Graylog是一个开源的日志聚合、分析、审计、展现和预警工具。Graylog完全基于JAVA代码编写,运行时需要依赖JDK。
零开发:从收集->存储->分析->呈现完整流程。
部署维护简单:一体化解决方案,不像ELK三个独立系统集成。
多日志源接入:syslog、Filebeat、Log4j、Logstash等。
多协议接入:UDP、TCP、HTTP、AMQP。
自定义面板:提供曲线图、饼状图、世界地图等丰富的图形列表。
全文搜索:支持按语法进行过滤搜索全部日志。
支持报警:具有报警功能的日志分析平台。
权限管理:灵活的权限分配和管理。
支持集群:可以根据应用扩展平台性能。
Graylog 提供Graylog对外接口,提供用户界面;
Elasticsearch 日志文件的持久化存储、检索;
MongoDB 存储元信息和配置数据;
Prometheus 日志告警。
在为Graylog扩展资源时,有一些经验法则:
Graylog节点应重点关注CPU功能。这些还可以为浏览器提供用户界面。
Elasticsearch节点应具有尽可能多的RAM和可以获得的最快磁盘。一切都取决于此处的I/O速度。
MongoDB存储元信息和配置数据,不需要很多资源。
这是最小化的Graylog安装,可用于较小,非关键或测试的设置。没有多余的组件,可以简单且快速安装。
这是用于较大生产环境的安装方式。它在负载均衡器后面有几个Graylog节点,用于分配处理负载。
负载均衡器可以通过Graylog REST API上的HTTP来对Graylog节点执行ping操作,以检查它们是否仍在运行并将死节点从群集中删除。

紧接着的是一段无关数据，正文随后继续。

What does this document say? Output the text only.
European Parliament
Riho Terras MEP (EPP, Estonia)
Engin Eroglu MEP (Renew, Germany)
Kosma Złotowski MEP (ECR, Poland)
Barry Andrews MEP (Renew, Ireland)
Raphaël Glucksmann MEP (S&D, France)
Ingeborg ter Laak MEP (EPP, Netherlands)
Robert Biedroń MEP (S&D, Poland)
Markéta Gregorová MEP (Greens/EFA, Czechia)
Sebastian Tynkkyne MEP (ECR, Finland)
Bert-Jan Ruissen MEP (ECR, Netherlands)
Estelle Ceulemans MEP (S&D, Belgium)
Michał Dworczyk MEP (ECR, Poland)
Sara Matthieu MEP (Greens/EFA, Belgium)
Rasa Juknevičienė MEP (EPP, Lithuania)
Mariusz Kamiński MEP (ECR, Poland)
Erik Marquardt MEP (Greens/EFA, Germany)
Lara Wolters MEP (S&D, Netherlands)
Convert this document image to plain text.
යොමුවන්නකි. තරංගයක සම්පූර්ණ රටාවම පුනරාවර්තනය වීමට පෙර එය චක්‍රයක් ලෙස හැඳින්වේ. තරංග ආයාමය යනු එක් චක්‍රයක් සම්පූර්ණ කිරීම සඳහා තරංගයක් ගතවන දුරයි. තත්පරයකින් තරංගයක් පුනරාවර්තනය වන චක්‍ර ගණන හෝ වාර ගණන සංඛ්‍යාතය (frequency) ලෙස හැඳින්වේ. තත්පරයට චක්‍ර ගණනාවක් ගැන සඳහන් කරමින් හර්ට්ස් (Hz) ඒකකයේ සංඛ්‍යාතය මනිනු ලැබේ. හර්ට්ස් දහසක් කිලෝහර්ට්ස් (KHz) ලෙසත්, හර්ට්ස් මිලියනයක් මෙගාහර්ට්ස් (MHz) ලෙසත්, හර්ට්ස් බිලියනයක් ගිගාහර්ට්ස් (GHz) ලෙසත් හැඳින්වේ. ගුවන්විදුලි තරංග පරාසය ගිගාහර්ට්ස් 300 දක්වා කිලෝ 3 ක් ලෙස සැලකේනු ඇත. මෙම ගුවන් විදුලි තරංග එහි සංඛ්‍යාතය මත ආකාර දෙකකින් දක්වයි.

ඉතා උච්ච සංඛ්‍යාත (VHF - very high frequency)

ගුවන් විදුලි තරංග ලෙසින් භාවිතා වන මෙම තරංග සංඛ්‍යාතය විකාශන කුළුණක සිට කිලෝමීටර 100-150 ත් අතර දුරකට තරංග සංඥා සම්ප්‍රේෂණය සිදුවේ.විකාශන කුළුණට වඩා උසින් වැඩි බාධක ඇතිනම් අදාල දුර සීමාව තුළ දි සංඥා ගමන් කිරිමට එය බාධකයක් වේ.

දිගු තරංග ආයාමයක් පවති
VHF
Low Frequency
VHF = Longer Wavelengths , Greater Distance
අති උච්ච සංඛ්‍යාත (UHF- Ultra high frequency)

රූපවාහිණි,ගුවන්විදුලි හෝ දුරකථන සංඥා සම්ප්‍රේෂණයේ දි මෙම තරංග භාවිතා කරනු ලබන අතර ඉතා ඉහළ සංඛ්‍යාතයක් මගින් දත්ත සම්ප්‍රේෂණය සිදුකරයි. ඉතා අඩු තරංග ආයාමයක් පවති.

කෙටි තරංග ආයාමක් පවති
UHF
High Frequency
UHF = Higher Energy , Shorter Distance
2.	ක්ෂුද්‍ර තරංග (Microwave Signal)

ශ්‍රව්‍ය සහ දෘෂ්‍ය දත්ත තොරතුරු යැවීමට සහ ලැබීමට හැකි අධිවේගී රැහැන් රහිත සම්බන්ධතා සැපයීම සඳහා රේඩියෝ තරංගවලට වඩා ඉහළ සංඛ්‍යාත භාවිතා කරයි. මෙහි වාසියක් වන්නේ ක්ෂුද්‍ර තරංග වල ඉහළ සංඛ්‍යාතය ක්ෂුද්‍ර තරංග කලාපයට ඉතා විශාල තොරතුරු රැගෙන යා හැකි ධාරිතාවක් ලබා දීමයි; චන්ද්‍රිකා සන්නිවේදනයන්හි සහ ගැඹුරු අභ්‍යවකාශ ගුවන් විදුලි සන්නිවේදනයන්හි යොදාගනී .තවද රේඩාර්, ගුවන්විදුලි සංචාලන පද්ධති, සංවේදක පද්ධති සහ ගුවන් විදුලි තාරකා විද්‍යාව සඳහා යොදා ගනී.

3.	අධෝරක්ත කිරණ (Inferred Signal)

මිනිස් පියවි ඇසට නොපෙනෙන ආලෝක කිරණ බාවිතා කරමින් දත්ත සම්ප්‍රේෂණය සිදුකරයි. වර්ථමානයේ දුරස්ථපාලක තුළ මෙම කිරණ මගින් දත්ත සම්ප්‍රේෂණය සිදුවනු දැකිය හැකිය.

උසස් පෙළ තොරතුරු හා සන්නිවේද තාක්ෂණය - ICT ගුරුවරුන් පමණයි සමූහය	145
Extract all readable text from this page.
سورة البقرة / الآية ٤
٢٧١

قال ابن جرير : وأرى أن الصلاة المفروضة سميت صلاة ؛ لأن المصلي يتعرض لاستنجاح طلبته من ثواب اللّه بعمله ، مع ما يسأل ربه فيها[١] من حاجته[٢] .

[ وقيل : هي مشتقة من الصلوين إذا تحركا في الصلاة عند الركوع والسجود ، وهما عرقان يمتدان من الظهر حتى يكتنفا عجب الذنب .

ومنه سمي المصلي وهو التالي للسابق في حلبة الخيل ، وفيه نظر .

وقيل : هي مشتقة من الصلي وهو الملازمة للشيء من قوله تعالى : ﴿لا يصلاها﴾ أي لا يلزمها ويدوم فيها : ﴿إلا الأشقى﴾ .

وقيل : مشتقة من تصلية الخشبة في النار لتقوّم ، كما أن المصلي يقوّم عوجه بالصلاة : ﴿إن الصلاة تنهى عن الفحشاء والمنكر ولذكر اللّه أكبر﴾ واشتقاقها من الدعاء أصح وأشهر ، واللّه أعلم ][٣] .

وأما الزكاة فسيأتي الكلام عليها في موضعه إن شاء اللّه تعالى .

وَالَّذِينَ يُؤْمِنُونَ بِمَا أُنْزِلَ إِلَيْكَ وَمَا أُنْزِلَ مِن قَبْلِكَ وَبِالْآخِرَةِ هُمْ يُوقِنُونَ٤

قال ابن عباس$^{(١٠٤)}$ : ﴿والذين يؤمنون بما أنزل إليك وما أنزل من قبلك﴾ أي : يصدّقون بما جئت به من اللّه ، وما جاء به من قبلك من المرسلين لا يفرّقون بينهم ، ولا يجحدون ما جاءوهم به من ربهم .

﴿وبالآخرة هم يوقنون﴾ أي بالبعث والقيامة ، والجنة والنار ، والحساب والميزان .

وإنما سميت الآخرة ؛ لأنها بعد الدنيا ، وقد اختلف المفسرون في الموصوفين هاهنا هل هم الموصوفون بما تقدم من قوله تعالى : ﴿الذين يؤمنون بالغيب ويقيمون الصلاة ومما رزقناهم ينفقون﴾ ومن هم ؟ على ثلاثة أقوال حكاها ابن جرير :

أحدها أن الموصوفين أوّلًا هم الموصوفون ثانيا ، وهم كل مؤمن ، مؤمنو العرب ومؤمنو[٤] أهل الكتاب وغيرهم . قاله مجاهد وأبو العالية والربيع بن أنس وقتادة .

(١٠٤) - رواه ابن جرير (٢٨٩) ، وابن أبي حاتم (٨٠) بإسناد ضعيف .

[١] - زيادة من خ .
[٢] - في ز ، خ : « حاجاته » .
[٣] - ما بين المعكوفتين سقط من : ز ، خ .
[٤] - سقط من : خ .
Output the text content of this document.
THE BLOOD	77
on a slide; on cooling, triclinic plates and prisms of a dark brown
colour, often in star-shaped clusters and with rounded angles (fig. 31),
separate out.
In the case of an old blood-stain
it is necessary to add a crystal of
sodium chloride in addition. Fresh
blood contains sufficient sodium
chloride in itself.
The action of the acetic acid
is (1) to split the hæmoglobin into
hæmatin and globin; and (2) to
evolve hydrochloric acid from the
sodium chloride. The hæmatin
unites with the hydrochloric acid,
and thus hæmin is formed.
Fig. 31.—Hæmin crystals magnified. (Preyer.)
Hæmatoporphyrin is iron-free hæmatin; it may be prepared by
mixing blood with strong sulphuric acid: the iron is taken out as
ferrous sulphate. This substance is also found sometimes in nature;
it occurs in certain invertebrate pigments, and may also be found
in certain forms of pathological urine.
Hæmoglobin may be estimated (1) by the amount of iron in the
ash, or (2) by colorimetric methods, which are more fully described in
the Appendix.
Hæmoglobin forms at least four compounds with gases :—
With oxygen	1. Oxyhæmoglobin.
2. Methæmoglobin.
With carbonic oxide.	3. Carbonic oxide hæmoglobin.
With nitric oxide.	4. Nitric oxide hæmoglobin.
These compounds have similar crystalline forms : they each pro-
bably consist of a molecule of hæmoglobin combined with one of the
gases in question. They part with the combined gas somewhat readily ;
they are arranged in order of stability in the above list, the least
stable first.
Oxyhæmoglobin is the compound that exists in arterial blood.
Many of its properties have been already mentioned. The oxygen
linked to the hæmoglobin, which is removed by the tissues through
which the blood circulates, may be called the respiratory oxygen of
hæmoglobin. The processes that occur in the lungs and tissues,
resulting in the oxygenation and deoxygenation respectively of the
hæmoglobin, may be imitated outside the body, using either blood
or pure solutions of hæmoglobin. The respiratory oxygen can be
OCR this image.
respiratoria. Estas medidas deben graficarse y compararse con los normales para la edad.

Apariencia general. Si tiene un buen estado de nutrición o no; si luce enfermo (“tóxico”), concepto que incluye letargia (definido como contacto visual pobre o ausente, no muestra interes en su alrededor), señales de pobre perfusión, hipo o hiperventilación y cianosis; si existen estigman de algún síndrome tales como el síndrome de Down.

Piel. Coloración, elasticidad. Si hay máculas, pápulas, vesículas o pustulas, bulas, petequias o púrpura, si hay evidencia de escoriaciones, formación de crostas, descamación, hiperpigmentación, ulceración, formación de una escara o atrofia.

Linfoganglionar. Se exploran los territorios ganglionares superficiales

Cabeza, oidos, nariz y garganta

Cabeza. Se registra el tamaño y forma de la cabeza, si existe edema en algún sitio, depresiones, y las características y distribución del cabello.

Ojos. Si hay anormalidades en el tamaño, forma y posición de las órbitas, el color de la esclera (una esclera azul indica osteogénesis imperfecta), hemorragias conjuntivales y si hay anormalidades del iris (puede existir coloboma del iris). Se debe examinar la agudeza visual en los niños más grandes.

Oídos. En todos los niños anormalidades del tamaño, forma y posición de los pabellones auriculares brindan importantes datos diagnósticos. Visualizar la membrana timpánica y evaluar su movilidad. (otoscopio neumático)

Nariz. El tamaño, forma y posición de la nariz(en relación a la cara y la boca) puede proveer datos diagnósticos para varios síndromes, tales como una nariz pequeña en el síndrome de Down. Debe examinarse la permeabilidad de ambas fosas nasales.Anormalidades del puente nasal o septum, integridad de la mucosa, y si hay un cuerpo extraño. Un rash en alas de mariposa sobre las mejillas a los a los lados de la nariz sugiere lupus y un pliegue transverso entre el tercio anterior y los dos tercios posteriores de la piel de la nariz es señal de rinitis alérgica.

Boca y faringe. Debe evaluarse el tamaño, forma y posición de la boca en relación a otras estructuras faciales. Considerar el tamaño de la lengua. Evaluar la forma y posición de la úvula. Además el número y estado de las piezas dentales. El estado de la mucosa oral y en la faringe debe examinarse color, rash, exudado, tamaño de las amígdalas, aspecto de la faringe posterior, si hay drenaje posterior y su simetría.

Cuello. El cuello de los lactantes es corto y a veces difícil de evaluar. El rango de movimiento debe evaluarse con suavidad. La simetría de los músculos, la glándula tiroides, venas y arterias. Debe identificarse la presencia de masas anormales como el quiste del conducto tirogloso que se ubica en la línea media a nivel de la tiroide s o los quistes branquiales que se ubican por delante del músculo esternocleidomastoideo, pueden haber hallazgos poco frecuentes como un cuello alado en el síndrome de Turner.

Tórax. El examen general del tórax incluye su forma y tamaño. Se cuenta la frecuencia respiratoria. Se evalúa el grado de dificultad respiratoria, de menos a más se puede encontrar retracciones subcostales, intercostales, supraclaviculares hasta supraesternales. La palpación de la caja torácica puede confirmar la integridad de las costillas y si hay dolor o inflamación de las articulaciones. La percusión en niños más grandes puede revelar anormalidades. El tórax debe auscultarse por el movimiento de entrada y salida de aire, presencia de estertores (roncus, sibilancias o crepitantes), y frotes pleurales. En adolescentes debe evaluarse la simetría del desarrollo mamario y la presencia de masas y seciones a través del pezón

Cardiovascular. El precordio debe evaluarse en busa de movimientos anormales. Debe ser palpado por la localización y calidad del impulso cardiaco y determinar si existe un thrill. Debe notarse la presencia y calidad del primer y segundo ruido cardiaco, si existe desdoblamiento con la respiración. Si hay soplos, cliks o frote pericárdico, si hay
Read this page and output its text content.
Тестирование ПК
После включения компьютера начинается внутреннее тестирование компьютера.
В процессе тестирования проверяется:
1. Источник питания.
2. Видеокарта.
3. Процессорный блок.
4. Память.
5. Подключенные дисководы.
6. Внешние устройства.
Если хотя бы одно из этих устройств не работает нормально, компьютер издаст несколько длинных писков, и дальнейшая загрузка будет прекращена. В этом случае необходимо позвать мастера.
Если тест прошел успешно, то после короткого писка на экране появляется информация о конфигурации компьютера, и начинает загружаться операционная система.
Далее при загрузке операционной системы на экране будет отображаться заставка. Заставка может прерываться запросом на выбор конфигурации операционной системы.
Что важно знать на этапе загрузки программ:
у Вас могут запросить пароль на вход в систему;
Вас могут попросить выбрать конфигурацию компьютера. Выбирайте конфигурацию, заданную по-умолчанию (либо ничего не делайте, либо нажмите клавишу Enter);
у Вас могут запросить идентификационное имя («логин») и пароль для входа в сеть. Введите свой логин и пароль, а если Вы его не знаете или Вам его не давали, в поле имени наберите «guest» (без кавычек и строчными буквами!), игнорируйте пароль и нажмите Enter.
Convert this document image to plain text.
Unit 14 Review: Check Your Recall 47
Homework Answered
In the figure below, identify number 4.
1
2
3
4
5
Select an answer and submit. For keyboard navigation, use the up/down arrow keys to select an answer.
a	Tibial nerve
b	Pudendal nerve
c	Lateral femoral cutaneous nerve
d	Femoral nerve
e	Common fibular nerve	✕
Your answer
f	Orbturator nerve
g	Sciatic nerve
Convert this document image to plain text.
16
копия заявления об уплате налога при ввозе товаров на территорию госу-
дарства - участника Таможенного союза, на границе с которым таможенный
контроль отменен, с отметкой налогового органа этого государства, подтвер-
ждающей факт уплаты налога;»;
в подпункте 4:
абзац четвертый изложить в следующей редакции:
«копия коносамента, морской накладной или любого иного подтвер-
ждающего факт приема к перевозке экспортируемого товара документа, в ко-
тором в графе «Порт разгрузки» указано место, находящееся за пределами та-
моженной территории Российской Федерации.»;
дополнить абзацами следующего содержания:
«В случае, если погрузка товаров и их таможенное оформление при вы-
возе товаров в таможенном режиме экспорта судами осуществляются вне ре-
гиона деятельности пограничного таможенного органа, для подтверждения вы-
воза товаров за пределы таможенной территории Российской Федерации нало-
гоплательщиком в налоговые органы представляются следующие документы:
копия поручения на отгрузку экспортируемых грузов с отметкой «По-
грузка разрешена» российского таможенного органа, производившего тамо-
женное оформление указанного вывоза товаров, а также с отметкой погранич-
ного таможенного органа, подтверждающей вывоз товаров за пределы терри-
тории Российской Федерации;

Graylog日志系统除了Graylog server,还包括代理程序(graylog sidecar)第三方日志收集器(如:filebeat、syslog),主要数据流如下图
日志采集器将一条日志信息发送给Graylog,主要经过如下处理过程:

github
Graylog对基础软件的版本要求如下:
sudo yum install java-1.8.0-openjdk-headless.x86_64
/etc/yum.repos.d/mongodb-org.repo
[mongodb-org-4.0]
name=MongoDB Repository
baseurl=https://repo.mongodb.org/yum/redhat/$releasever/mongodb-org/4.0/x86_64/
gpgcheck=1
enabled=1
gpgkey=https://www.mongodb.org/static/pgp/server-4.0.asc
sudo yum install mongodb-org
sudo systemctl daemon-reload
sudo systemctl enable mongod.service
sudo systemctl restart mongod.service
sudo systemctl status mongod.service
sudo systemctl stop mongod.service
sudo chkconfig --add mongod
sudo chkconfig mongod on
sudo service mongod restart
sudo service mongod status
sudo service mongod stop
rpm --import https://artifacts.elastic.co/GPG-KEY-elasticsearch
vi /etc/yum.repos.d/elasticsearch.repo
[elasticsearch-6.x]
name=Elasticsearch repository for 6.x packages
baseurl=https://artifacts.elastic.co/packages/oss-6.x/yum
gpgcheck=1
gpgkey=https://artifacts.elastic.co/GPG-KEY-elasticsearch
enabled=1
autorefresh=1
type=rpm-md
[elasticsearch]
name=Elasticsearch repository for 7.x packages
baseurl=https://artifacts.elastic.co/packages/7.x/yum
gpgcheck=1
gpgkey=https://artifacts.elastic.co/GPG-KEY-elasticsearch
enabled=1
autorefresh=1
type=rpm-md
https://mirrors.tuna.tsinghua.edu.cn/elasticstack/
[elasticsearch]
name=Elasticsearch repository for 7.x packages
baseurl=https://mirrors.tuna.tsinghua.edu.cn/elasticstack/7.x/yum
gpgcheck=0
gpgkey=https://artifacts.elastic.co/GPG-KEY-elasticsearch
enabled=1
autorefresh=1
type=rpm-md
sudo yum install elasticsearch-oss
vi /etc/elasticsearch/elasticsearch.yml
Cluster name settingedit
集群名称设置
A node can only join a cluster when it shares its cluster.name with all the other nodes in the cluster. The default name is elasticsearch, but you should change it to an appropriate name that describes the purpose of the cluster.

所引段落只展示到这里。